Gender of the child showed a trend towards contributing to the acquisition of Receptive language [β (SE) = −11.35 (6.32); P = 0.08] after controlling for the pre-intervention receptive language ability, which also significantly contributed to the expressive language acquisition [β (SE) = 0.64 (0.11); P = 0.001]. Similarly, gender showed a trend towards contributing to the acquisition of expressive language [β (SE) =−12.50 (6.85); P = 0.07] after controlling for the pre-intervention expressive language skills. Also, gender also significantly contributed to the expressive language acquisition [β (SE) = 0.74 (0.16); P = 0.001]. The age and pre-intervention developmental profile of the child did not contribute to the acquisition of language social skills or amelioration of the severity of autism.

Discussion

In this naturalistic observational study, low-intensity, home-based intervention was effective for reducing the severity of autism, gaining social skill and language ability. The intervention was equally effective for children with mild and severe autism. Only the gender of the child had some value in predicting the intervention response.

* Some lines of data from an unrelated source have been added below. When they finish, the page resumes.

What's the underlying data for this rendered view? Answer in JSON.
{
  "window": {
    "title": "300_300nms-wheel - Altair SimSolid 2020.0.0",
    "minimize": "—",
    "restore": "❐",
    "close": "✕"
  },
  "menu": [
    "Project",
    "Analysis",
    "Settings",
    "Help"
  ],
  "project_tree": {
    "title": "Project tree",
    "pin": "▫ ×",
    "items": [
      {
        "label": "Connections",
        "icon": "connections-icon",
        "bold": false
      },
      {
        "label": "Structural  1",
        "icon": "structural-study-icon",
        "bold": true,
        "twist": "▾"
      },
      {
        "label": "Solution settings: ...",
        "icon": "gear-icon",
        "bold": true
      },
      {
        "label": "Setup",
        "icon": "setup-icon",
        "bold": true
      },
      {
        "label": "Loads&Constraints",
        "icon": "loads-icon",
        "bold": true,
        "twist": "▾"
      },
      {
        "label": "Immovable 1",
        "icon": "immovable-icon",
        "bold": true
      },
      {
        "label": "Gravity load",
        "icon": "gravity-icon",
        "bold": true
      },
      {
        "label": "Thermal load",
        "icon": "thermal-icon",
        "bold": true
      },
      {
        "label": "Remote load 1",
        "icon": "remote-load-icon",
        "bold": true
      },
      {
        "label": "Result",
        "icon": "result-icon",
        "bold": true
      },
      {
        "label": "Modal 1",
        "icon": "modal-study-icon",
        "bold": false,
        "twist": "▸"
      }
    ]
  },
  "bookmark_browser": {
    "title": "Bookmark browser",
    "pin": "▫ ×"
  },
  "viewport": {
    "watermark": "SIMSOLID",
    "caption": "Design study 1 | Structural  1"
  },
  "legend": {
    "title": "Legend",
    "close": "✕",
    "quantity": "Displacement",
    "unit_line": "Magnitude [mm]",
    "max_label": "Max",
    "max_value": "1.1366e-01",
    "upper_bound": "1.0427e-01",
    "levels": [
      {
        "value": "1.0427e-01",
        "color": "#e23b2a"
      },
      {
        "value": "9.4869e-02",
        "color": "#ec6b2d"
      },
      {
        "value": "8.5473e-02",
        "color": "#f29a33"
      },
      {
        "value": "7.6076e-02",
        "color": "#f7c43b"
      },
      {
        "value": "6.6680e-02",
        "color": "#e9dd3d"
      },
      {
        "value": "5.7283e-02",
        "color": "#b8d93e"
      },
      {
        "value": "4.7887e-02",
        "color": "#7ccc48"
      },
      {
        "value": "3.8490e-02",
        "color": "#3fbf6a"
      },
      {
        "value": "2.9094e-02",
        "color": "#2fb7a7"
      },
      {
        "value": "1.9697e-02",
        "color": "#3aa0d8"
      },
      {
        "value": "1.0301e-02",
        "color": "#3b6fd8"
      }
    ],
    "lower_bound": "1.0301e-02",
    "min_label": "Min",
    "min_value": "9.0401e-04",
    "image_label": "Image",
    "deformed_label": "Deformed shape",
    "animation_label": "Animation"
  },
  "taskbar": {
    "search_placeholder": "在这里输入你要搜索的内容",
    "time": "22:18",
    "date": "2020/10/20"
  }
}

A low-intensity intervention (20 h per wk) based on Lovaas has also been found to be effective [12] and is comparable with the index study in its approach. More recently another study has documented similar improvement in children with autism and their parents with home training using TEACCH model [13]. In the index study with intervention there was mean (SD) reduction of CARS total score by 3.66 (0.98) suggesting that the overall severity of autism related symptoms have ameliorated. Similar findings have been documented by another Indian study where the nature of the intervention was also of moderate intensity (60–90 min per day with professional input and multiple family members when available was used) resulting in more significant reduction in CARS total score [14]. The gain in social skills is comparable with the previous Indian study despite the difference in the intensity of the input. Other forms of parent-mediated therapies have noted to improve the conversational ability, peer entry and exiting skill, developing friendship networks, good sportsmanship, good host behavior during get-togethers, changing bad reputations, and handling teasing, bullying, arguments, assertion, cooperation, and responsibility among children with autism [15]. Such specific skills were not addressed in the intervention or assessment in the index study. In the present study the language gains were seen in both the receptive and expressive areas of the child unlike the previous Indian study where the gains were noted in only the expressive domain [14]. The present intervention was equally effective in reducing autism symptoms in mild and severe form of illness. Despite being a prospective effectiveness study, it should be kept in mind that this was a naturalistic study and thus blinding of the raters and therapists to the intervention was not done, which is required for making a stronger association between the intervention and improvement. Conversely, the strength of the present study is that the naturalistic nature of the study lends support to the effectiveness than efficacy of the intervention. In conclusion, it is demonstrated that this low intensity, home based intervention can effectively address all the symptom clusters in autism and is useful in countries with low health resources.